Treatment with a sole dose of recombinant activated factor VII was necessary for one patient who experienced hemarthrosis in the right knee during immune tolerance induction without complication. Three other mild bleeding symptoms occurred in two patients, including one trauma-induced forehead hematoma and two episodes of epistaxis that lasted for less than 5 minutes. All three events resolved on their own.

No bleeding symptoms were reported in two of the four patients. There were no cases of thrombosis or thrombotic microangiopathy.

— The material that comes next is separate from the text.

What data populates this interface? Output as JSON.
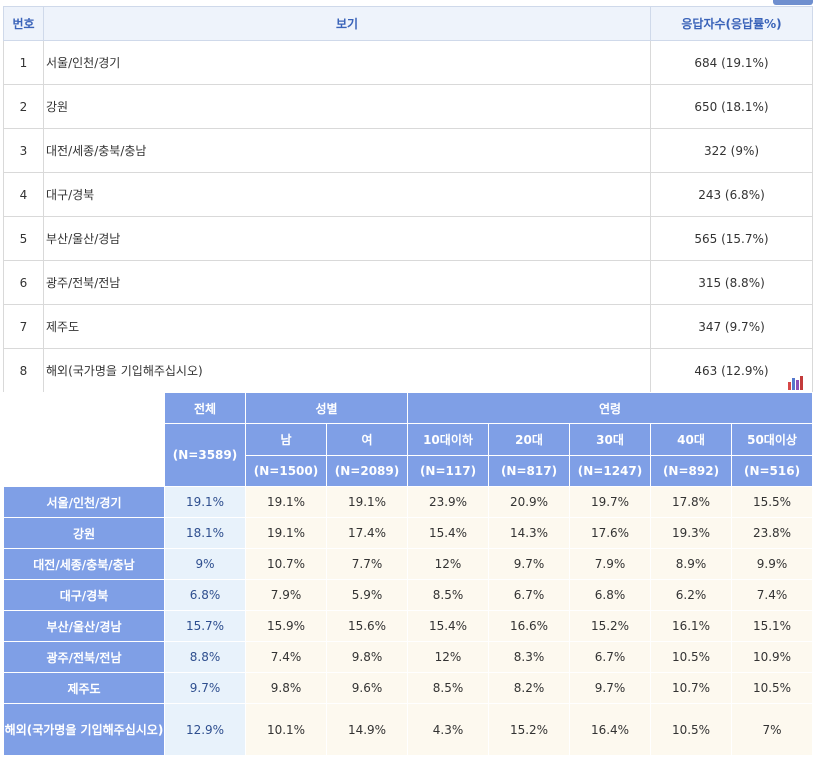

This is the first report to describe the Atlanta Protocol for immune tolerance induction in pediatric patients with hemophilia A and inhibitors who are being treated with emicizumab prophylaxis, according to the researchers.

“Although early, these results suggest that immune tolerance induction can be safely administered in these patients and is able to achieve continued improvement in clinical indicators of tolerance,” Batsuli and colleagues wrote. - by Julia Ernst, MS

Reference:

Batsuli GM, et al. Abstract 634. Presented at: ASH Annual Meeting and Exposition; Dec. 1-4, 2018; San Diego.

Disclosures: Batsuli reports advisory board and other roles with Bayer, Genentech and Octapharma. Please see the abstract for all other authors’ relevant financial disclosures.